D.C. still "in the running"
There were two more Washington Post articles on Saturday: D.C. Stays In Running For Expos Franchise suggests that the recent hardened negotiating position of the D.C. government on stadium financing terms seems to be paying off, and Arlington to Assess Possible Ballpark Sites reports that the Arlington County Board will do an economic impact study. Meanwhile, "free market" sports blogger Eric McErlain pours a bucket of cold water on the whole idea. (Let's see if he can rationalize the ACC's dagger blow to the Big East!)

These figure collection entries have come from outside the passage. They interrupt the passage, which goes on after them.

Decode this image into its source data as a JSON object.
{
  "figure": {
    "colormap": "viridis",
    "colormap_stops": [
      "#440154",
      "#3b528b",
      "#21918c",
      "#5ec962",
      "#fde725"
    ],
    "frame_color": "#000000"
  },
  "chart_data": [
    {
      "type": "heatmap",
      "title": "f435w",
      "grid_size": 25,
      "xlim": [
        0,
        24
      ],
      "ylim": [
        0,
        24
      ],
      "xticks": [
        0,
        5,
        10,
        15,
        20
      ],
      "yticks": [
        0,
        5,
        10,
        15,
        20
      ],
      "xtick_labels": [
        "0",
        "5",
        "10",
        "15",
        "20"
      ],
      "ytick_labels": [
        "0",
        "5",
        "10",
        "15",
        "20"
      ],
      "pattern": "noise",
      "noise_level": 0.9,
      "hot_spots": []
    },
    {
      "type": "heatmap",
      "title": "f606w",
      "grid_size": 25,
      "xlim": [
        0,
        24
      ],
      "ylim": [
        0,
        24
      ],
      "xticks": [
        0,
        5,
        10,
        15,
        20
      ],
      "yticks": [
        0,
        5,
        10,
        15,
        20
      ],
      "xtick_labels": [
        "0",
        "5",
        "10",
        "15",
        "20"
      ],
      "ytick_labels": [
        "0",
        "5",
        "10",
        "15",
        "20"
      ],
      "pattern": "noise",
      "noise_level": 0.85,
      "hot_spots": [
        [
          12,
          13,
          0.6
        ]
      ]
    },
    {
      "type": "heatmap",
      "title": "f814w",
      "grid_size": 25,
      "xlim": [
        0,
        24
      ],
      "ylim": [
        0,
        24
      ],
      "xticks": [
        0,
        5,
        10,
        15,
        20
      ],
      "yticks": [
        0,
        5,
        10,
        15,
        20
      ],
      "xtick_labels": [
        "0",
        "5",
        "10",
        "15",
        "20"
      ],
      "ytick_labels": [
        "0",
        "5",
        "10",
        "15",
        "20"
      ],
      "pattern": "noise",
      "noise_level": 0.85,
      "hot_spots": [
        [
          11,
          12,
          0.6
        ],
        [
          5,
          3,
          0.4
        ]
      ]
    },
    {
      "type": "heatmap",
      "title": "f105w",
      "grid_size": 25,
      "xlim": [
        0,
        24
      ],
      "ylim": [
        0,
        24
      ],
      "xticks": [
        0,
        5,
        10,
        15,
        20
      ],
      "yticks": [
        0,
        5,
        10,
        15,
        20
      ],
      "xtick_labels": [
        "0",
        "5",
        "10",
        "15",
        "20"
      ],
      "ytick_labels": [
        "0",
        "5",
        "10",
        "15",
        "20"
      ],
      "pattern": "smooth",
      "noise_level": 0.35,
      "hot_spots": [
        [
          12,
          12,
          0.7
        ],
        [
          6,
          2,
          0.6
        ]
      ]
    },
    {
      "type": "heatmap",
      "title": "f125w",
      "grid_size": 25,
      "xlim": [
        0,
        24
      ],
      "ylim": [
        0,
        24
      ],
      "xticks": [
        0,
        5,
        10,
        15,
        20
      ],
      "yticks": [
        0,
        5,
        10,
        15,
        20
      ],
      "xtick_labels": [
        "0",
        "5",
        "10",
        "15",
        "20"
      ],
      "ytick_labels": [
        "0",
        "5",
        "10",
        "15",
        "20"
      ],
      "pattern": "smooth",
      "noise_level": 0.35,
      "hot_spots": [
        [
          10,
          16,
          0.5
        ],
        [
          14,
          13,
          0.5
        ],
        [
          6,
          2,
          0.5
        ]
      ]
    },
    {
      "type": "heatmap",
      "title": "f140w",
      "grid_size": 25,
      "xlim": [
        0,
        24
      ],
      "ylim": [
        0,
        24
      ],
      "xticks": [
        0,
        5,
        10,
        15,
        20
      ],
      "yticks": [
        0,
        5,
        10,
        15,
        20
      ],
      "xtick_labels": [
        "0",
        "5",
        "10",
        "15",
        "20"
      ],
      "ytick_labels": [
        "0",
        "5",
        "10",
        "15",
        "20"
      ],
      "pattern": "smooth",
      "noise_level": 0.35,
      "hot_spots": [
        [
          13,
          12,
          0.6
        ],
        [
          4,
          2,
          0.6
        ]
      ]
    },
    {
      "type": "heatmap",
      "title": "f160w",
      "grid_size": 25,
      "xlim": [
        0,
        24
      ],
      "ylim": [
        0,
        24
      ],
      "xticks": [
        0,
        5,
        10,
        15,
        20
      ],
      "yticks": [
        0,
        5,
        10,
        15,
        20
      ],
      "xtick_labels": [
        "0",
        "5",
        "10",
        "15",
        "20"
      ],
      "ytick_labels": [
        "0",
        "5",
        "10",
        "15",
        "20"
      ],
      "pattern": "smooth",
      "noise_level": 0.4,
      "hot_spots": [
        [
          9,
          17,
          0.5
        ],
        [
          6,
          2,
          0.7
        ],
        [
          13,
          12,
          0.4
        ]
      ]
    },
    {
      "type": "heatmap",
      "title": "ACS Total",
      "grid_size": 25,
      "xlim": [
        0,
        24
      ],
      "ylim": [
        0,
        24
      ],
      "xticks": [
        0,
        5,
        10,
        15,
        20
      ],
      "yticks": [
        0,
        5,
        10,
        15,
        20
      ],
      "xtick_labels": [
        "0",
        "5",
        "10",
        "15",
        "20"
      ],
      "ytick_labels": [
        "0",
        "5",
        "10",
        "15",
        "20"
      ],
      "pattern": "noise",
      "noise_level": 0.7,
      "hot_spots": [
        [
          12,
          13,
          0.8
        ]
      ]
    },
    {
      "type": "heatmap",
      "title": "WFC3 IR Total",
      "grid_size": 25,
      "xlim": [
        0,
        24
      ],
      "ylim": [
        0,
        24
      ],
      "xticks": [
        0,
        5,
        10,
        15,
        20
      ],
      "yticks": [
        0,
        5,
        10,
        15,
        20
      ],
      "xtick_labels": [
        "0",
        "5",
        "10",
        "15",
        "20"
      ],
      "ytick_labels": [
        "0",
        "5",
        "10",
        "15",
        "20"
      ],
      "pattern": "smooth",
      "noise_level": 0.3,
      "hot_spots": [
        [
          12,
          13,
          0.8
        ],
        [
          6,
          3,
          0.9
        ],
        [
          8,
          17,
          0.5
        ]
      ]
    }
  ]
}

On Friday night the Boston Red Sox, playing host to the Florida Marlins, set an MLB record by scoring 10 runs in the first inning before there were any outs! That's gotta hurt! Johnny Damon got three hits in that inning, the fifth MLB player in history to do so. Final score: Red Sox 25, Marlins 8. Not one of Interleague play's finer moments...
Following up on a tip from a visitor to this site (Al Delay) concerning Dizzy Dean's career as a TV broadcaster (and beer plugger), I came across the Texas Handbook, which tell us: "In 1953 Dean dropped his radio broadcasting to concentrate on the nationally televised 'Game of the Week.' As baseball's first national television broadcaster he made $100,000 a year, and he remained on the "Game of the Week" until 1965." Another page I found, Baseball on the air (part of a Spanish-language site based in the Dominican Republic!) provides a much more detailed history on the subject. From what I can tell, Pee Wee Reese was Dizzy Dean's partner from 1960 to 1965 (when CBS bought the Yankees and stopped broadcasting ball games), after which Dean quit.